Let $X_n\Rightarrow X$ and $Y_n\Rightarrow Y$ as $n\to\infty$, where all these $X$ and $Y$ are well defined random variables and $\Rightarrow$ is the convergence in distribution.
Could you give me an example in which $X_n$ and $Y_n$ are independent, but $X$ and $Y$ are not independent?
Thank you!
On
The key here is the whole concept of convergence in distribution.

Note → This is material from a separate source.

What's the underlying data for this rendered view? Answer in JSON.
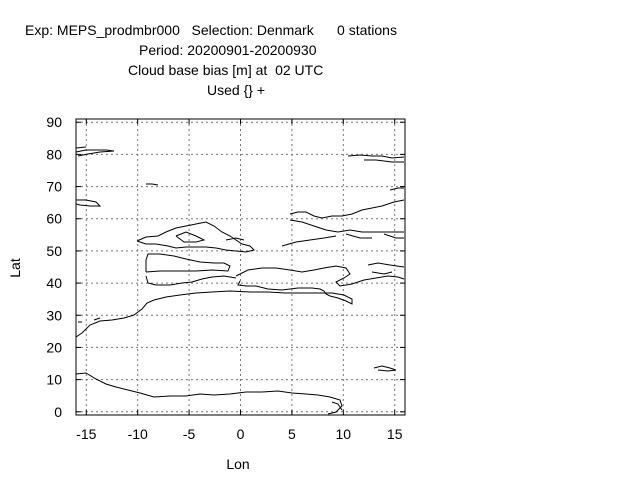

The fact that $X_n\stackrel{d}{\to}X$ and $Y_n\stackrel{d}{\to}Y$ but for each $n$, $X_n$ and $Y_n$ are independent tells us nothing about the joint distribution of $X$ and $Y$.

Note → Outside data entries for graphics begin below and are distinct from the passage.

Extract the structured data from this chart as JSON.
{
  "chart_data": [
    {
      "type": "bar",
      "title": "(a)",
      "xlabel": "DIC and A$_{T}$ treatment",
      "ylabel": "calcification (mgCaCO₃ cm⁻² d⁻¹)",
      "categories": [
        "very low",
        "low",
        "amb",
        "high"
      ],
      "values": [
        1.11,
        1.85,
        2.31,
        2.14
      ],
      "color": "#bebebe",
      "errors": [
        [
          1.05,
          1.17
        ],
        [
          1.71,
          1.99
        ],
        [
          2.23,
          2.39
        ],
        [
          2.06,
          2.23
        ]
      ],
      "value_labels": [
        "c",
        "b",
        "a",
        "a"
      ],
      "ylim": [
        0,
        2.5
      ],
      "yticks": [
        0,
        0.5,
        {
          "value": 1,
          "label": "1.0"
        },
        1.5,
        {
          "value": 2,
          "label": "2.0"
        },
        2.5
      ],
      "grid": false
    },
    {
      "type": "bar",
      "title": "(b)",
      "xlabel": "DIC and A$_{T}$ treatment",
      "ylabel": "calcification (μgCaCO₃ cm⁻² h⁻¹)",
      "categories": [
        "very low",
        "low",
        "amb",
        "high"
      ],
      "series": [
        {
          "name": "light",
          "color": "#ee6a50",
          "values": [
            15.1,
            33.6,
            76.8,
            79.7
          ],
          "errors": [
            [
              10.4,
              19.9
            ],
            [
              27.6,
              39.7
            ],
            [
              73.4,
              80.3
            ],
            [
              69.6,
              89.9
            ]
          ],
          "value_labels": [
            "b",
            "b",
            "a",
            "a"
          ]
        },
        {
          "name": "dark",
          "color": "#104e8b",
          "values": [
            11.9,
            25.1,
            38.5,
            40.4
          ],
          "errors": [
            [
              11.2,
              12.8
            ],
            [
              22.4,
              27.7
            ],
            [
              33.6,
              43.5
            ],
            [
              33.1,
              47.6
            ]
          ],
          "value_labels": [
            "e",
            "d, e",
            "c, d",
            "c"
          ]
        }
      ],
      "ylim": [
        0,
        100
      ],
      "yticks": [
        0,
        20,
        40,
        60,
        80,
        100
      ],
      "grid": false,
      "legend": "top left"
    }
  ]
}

The use of characteristic functions deals with all real-valued random variables. Let each pair of $Z_n=(X_n,Y_n)$ be independent (i.e. $X_n$ is independent of $Y_n$). Then for all $\xi=(\xi_1,\xi_2)\in \mathbb{R}^2$ we have $$E[e^{i\xi \cdot Z_n}]=E[e^{i\xi_1 X_n}]E[e^{i\xi_2Y_n}]\to E[e^{i\xi_1 X}]E[e^{i\xi_2Y}]$$ Let $Z^{(1)} \sim X,Z^{(2)}\sim Y$ be s.t. $Z^{(1)}$ is independent of $Z^{(2)}$. Then define $Z=(Z^{(1)},Z^{(2)})$. We have $$E[e^{i\xi \cdot Z}]=E[e^{i\xi_1 Z^{(1)}}]E[e^{i\xi_2 Z^{(2)}}]=E[e^{i\xi_1 X}]E[e^{i\xi_2Y}]$$ So $Z_n$ converges in distribution to a pair of independent rvs each with respective distribution $\sim X,\sim Y$. However, $(X,Y)$ might have any distribution.

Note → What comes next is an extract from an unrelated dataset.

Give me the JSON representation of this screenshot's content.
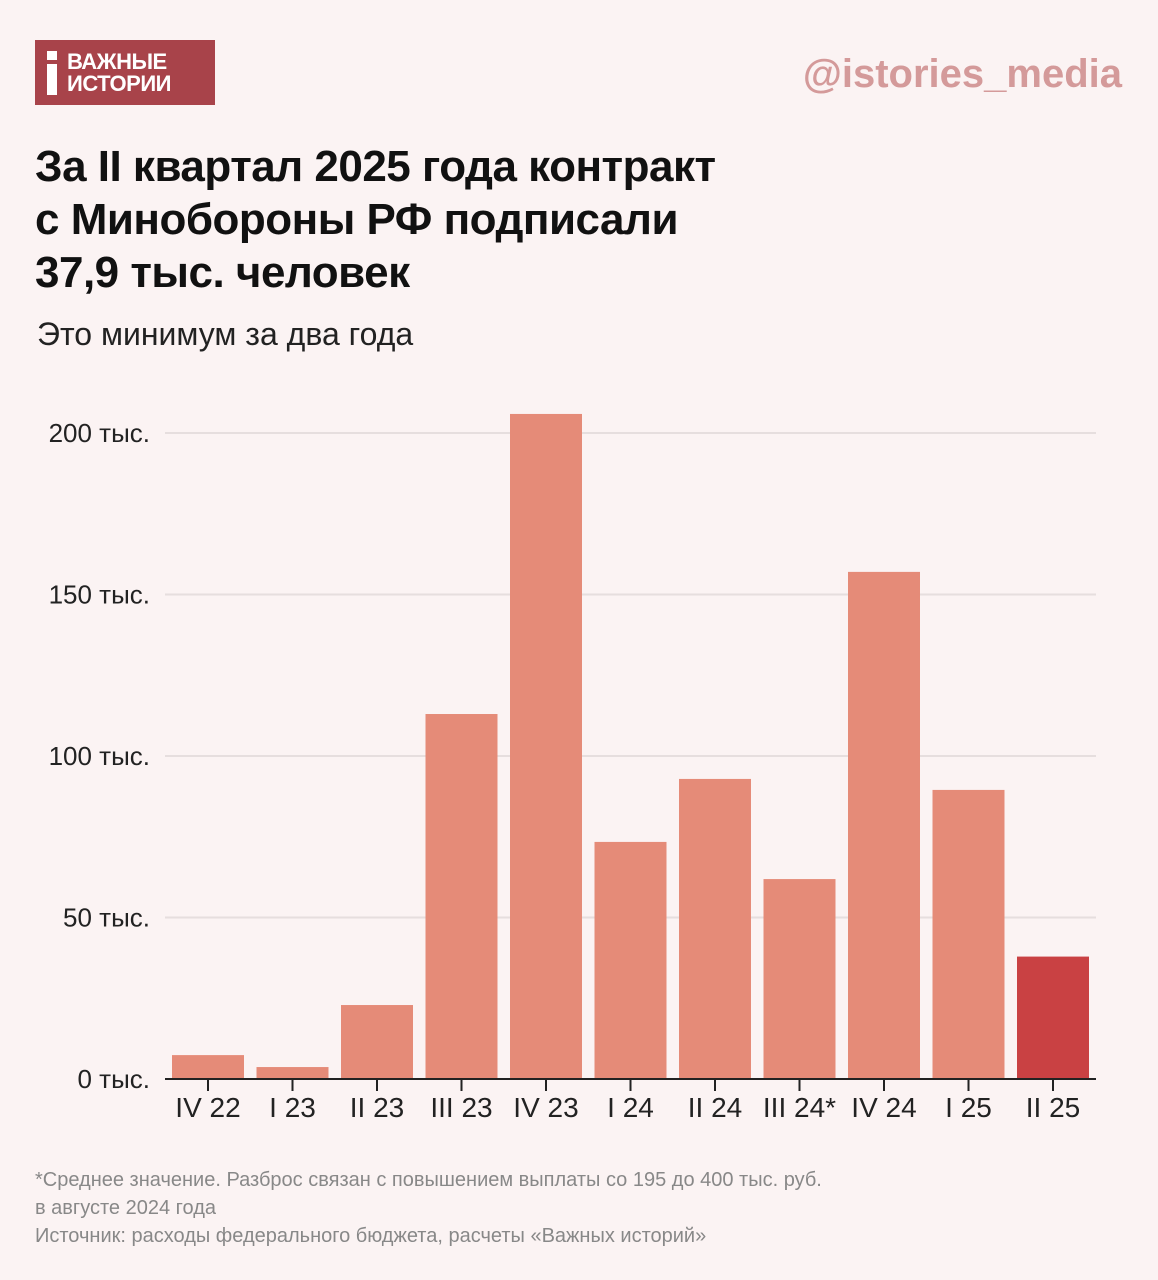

Let $a$ be such that $F_X(x)$ is continuous at $a$, and $b$ be such that $F_Y(x)$ is continuous at $b$. Then $F_{X_n}(a)\to F_X(a)$, $F_{Y_n}(b)\to F_Y(b)$. On the other hand, $$ \mathbb{P}(X_n\le a,Y_n\le b)=\mathbb{P}(X_n\le a)\ \mathbb{P}(Y_n\le b) $$ by independence. As a result, the LHS of the above $$ F_{X_n,Y_n}(a,b)\to F_X(a) F_Y(b) $$ so if $F_{X,Y}(a,b):=F_X(a)F_Y(b)$ then $$ \mathbb{P}(X_n\le a,Y_n\le b)\to F_{X,Y}(a,b)\quad\text{as }n\to \infty $$ and thus the pair $(X_n,Y_n)$ converges in distribution to a random variable whose CDF is given by $F_{X,Y}(a,b)$, and given its product form, $X$ and $Y$ are independent.
The only thing which remains to consider is the case when $F_X(x)$ is not continuous at $a$ (and similar for $Y$).